Drug Delivery & Targeting (Track)


Costas Kiparissides and Olga Kammona

Department of Chemical Engineering, Aristotle University of Thessaloniki, PO Box 472, 54124, Thessaloniki, Greece


Macromolecular drugs (e.g., peptides, proteins, etc.) have the unique ability to tackle challenging diseases but their structure, physicochemical properties, stability, pharmacodynamics, and pharmacokinetics place stringent demands on the way they are delivered to a specific site/tissue in the body. However, they are susceptible to loss of their native structure and conformation, are prone to rapid clearance in the liver and other no-specific tissues and require precise dosing. At present, protein drugs and antigens are usually administered parenterally, but this route is less desirable. It also poses problems of oscillating blood drug concentrations. Moreover, their short biological half-lives necessitate in some cases multiple injections per week causing considerable discomfort to the patients. Carrier-based drug delivery systems can diminish the toxicity of biomolecules, improve their bioavailability and make possible their administration via less-invasive routes. Thus, the development of functionalized nanocarriers for the delivery of macromolecular drugs is considered an important scientific challenge and at the same time a business breakthrough for the biopharmaceutical industry.

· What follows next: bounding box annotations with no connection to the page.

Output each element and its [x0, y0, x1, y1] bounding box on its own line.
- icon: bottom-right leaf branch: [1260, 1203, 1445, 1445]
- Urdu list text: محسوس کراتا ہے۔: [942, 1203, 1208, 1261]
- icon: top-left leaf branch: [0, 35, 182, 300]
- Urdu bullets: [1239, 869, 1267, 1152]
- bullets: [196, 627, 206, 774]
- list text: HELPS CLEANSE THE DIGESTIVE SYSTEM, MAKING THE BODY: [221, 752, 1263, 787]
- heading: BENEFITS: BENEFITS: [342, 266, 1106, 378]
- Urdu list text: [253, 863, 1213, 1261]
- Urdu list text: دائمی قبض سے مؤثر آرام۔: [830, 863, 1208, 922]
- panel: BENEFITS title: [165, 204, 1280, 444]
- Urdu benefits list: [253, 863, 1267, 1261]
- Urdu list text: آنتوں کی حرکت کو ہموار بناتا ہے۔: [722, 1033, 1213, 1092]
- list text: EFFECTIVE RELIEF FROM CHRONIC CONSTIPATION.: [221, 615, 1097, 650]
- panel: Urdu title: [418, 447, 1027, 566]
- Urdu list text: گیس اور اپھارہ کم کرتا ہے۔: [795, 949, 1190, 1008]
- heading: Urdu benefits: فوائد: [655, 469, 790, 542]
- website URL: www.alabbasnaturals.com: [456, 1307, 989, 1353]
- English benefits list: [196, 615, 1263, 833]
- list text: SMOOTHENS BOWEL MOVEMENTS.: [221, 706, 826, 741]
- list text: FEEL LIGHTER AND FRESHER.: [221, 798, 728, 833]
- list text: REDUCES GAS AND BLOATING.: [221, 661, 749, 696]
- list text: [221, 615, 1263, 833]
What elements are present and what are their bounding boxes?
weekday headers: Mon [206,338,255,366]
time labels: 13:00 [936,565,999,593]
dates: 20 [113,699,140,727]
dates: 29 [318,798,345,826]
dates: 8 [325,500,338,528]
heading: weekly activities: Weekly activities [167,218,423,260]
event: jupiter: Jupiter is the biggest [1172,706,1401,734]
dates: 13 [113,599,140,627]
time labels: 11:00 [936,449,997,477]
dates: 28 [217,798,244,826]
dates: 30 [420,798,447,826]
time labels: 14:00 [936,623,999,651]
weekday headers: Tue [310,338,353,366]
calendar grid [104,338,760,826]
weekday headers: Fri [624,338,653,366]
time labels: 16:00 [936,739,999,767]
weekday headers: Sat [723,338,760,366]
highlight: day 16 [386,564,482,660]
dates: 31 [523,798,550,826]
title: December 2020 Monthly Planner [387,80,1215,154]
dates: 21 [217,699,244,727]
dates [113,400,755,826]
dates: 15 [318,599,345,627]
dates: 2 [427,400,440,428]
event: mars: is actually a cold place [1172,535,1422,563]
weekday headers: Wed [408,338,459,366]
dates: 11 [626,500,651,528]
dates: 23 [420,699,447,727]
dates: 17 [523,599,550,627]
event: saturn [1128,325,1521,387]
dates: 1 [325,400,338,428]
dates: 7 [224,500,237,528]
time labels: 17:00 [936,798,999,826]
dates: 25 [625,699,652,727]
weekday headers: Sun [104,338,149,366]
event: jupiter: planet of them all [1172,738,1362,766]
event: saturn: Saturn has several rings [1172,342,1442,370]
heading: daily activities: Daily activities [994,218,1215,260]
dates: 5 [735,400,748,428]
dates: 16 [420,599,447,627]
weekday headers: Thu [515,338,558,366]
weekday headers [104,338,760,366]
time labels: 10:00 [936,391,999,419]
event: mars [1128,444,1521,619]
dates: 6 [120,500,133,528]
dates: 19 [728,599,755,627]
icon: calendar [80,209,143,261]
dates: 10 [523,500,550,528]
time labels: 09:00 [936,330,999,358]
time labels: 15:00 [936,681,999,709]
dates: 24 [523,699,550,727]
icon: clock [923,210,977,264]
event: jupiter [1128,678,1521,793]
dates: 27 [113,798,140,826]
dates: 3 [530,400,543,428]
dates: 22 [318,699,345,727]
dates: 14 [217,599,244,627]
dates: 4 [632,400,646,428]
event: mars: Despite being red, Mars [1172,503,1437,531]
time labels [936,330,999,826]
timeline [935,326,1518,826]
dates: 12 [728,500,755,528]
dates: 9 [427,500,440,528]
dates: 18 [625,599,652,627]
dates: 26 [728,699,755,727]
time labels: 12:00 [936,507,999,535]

In order to be translated to the clinical application, a nanocarrier-based DDS needs to be biocompatible, biodegradable, non toxic and non immunogenic, to cross the designated mucosal barrier, to protect their sensitive payload and deliver it to the specific target site in a controlled manner, thus increasing significantly its bioavailability and efficacy. In this paper, a review of present state-of-the-art nanocarrier-based systems for controlled delivery of biopharmaceutics via the various mucosal barriers will be presented and critically assessed.